Measures the diversity of sensitive attribute values within each equivalence class. Uses KMeans to form groups and checks how many distinct sensitive values exist in the smallest group. Higher l-diversity means better protection against attribute inference.

from be_great.metrics import lDiversity

result = lDiversity(sensitive_col="diagnosis").compute(real_data, synthetic_data)
# result["l_real"]      -> l value for original data
# result["l_synthetic"] -> l value for synthetic data
# result["l_ratio"]     -> syn / real ratio

Args (__init__):

  • sensitive_col (str): Name of the sensitive attribute column
  • n_clusters_list (list[int], optional): Cluster counts to evaluate. Default: [2, 5, 10, 15]

Args (compute):

  • real_data (DataFrame): Original dataset
  • synthetic_data (DataFrame): Generated dataset

class IdentifiabilityScore

Identifiability score.

Measures the risk that a synthetic record can be linked back to a specific real record. Uses k-nearest neighbors and checks whether the closest real neighbor is significantly closer than the second closest (distance ratio below threshold).

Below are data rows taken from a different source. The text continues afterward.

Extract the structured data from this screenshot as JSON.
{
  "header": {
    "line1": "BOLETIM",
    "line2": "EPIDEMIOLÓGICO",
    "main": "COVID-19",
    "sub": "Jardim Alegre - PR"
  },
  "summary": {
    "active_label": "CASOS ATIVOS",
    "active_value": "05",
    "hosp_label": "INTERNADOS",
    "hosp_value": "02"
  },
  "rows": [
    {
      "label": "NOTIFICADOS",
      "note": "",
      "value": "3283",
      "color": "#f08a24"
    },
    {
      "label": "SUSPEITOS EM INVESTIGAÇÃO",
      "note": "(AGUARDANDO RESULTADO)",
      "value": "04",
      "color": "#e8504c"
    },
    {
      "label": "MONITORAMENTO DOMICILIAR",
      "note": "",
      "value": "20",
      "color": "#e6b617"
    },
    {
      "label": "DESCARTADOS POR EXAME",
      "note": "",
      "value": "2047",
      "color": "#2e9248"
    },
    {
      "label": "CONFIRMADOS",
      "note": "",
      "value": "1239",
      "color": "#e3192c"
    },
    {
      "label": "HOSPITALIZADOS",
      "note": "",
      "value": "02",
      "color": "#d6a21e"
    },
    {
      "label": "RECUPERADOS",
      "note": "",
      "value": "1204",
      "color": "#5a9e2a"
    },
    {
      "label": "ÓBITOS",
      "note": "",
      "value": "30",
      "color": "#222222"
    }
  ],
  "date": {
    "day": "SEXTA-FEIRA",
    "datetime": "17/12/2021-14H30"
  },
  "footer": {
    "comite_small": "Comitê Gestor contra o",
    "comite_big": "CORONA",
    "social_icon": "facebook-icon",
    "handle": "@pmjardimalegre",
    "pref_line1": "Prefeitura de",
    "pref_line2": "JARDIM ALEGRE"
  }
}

from be_great.metrics import IdentifiabilityScore

result = IdentifiabilityScore().compute(real_data, synthetic_data)
# result["identifiability_score"] -> fraction of identifiable records
# result["mean_distance_ratio"]   -> average d1/d2 ratio

Args (__init__):

  • n_neighbors (int): Number of nearest neighbors. Default: 5
  • threshold_ratio (float): Identifiability threshold. Default: 0.5

Args (compute):

  • real_data (DataFrame): Original dataset
  • synthetic_data (DataFrame): Generated dataset
  • num_cols (list, optional): Numerical column names
  • cat_cols (list, optional): Categorical column names

class DeltaPresence

Delta-presence metric.

Measures how much the presence of an individual in the dataset can be inferred from the synthetic data. Computes the fraction of real records that have a near-exact match in the synthetic dataset within a distance threshold.

from be_great.metrics import DeltaPresence

result = DeltaPresence(threshold=0.5).compute(real_data, synthetic_data)
# result["delta_presence"]        -> fraction of real records with a match
# result["mean_nearest_distance"] -> average nearest distance

Args (__init__):

  • threshold (float): Distance threshold. 0.0 = exact match only. Default: 0.0

Args (compute):

  • real_data (DataFrame): Original dataset
  • synthetic_data (DataFrame): Generated dataset
  • num_cols (list, optional): Numerical column names
  • cat_cols (list, optional): Categorical column names

class MembershipInference

Membership inference risk.

Simulates a membership inference attack: given a record, can an attacker determine whether it was in the training set? Compares distances from known-member records (train) and known-non-member records (holdout) to their nearest synthetic neighbors.

A score close to 0.5 means the attacker cannot distinguish members from non-members (good privacy). A score close to 1.0 means high membership inference risk.

from be_great.metrics import MembershipInference

result = MembershipInference().compute(real_data, synthetic_data)
# result["membership_inference_score"] -> attacker accuracy
# result["mean_member_distance"]       -> avg distance for members
# result["mean_non_member_distance"]   -> avg distance for non-members

Args (__init__):

  • n_neighbors (int): Number of nearest neighbors. Default: 1

Args (compute):

  • real_data (DataFrame): Original training dataset (members)
  • synthetic_data (DataFrame): Generated dataset
  • holdout_data (DataFrame, optional): Non-member data. If None, real_data is split.
  • num_cols (list, optional): Numerical column names
  • cat_cols (list, optional): Categorical column names
  • holdout_ratio (float): Split ratio if no holdout provided. Default: 0.5

This file was manually authored following the lazydocs convention.